Structural control on shallow hydrogeochemical processes at Caviahue-Copahue Volcanic Complex (CCVC), Argentina
Abstract
The Caviahue-Copahue Volcanic Complex (CCVC) hosts one of Argentina's most important geothermal systems. To provide new insights into origin, circulation, and residence time of fluids, the chemical and isotopic composition (3 He/ 4 He, δ 2 H-δ 18 O in H 2 O; δ 13 C-δ 18 O in CO 2 ; 87 Sr/ 86 Sr) of thermal waters was measured together with the 3 H and 14 C activities. Water samples were collected from hot springs (LM, TC, LMM, CB and AF) representing the five major thermal zones of the CCVC and assumed to be steam-heated meteoric waters, and a well condensate (COP-2). The LMM, CB, and AF chemical composition and 87 Sr/ 86 Sr ratios show that water chemistry is acquired locally from exchange with volcanic rocks (Sr, SiO 2 , among others) and from steam (H 2 S). Two surface geothermal manifestations (LM and TC), along with the well condensate, COP-2, contain a higher contribution of deeporiginating fluids, with 87 Sr/ 86 Sr indicating possible contribution from deep-seated granitoids or sediments from the underlying basement. Radiocarbon-based residence times indicate ages ranging between 13,540 and 17,520 yrs. BP, representing the minimum age for the geothermal reservoir waters. Tritium is mainly absent in hot spring waters except for LMM and CB where the activity is close to the detection limit.

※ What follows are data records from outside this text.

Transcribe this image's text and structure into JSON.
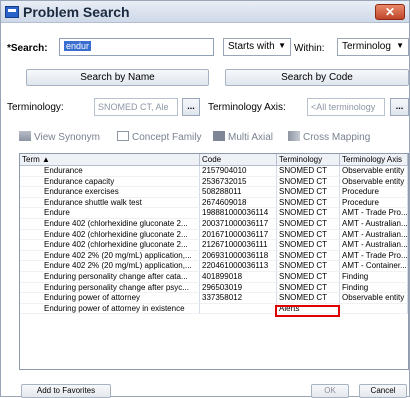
{
  "window": {
    "title": "Problem Search",
    "close_label": "✕"
  },
  "search": {
    "label": "*Search:",
    "value": "endur",
    "match_mode": "Starts with",
    "within_label": "Within:",
    "within_value": "Terminolog"
  },
  "buttons": {
    "search_by_name": "Search by Name",
    "search_by_code": "Search by Code"
  },
  "terminology": {
    "label": "Terminology:",
    "value": "SNOMED CT, Ale",
    "browse": "...",
    "axis_label": "Terminology Axis:",
    "axis_value": "<All terminology",
    "axis_browse": "..."
  },
  "toolbar": {
    "view_synonym": "View Synonym",
    "concept_family": "Concept Family",
    "multi_axial": "Multi Axial",
    "cross_mapping": "Cross Mapping"
  },
  "table": {
    "columns": [
      "Term ▲",
      "Code",
      "Terminology",
      "Terminology Axis"
    ],
    "rows": [
      [
        "Endurance",
        "2157904010",
        "SNOMED CT",
        "Observable entity"
      ],
      [
        "Endurance capacity",
        "2536732015",
        "SNOMED CT",
        "Observable entity"
      ],
      [
        "Endurance exercises",
        "508288011",
        "SNOMED CT",
        "Procedure"
      ],
      [
        "Endurance shuttle walk test",
        "2674609018",
        "SNOMED CT",
        "Procedure"
      ],
      [
        "Endure",
        "198881000036114",
        "SNOMED CT",
        "AMT - Trade Pro..."
      ],
      [
        "Endure 402 (chlorhexidine gluconate 2...",
        "200371000036117",
        "SNOMED CT",
        "AMT - Australian..."
      ],
      [
        "Endure 402 (chlorhexidine gluconate 2...",
        "201671000036117",
        "SNOMED CT",
        "AMT - Australian..."
      ],
      [
        "Endure 402 (chlorhexidine gluconate 2...",
        "212671000036111",
        "SNOMED CT",
        "AMT - Australian..."
      ],
      [
        "Endure 402 2% (20 mg/mL) application,...",
        "206931000036118",
        "SNOMED CT",
        "AMT - Trade Pro..."
      ],
      [
        "Endure 402 2% (20 mg/mL) application,...",
        "220461000036113",
        "SNOMED CT",
        "AMT - Container..."
      ],
      [
        "Enduring personality change after cata...",
        "401899018",
        "SNOMED CT",
        "Finding"
      ],
      [
        "Enduring personality change after psyc...",
        "296503019",
        "SNOMED CT",
        "Finding"
      ],
      [
        "Enduring power of attorney",
        "337358012",
        "SNOMED CT",
        "Observable entity"
      ],
      [
        "Enduring power of attorney in existence",
        "",
        "Alerts",
        ""
      ]
    ]
  },
  "footer": {
    "add_to_favorites": "Add to Favorites",
    "ok": "OK",
    "cancel": "Cancel"
  }
}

This indicates a minimum age older than 70 yrs. for the water circulating in the shallow circuit. This result suggests that shallow meteoric water have a more complex and/or deeper circuit, resulting in older residence times. Helium isotopes in the CCVC span a wide range, from a pure mantle-derived value, of 8.35Ra, to a more crustal radiogenic signature, of 4.6Ra. The spatial variation is explained by associating the geochemical data with the geological context, which includes the distribution of fault-fracture meshes and different sources of magmatic volatiles underlying the Copahue volcano. The first order control on helium isotope signatures observed in this study seems to be dominated by the degree of crustal assimilation of the magmatic sources, which is in turn controlled by the local arrays of faults.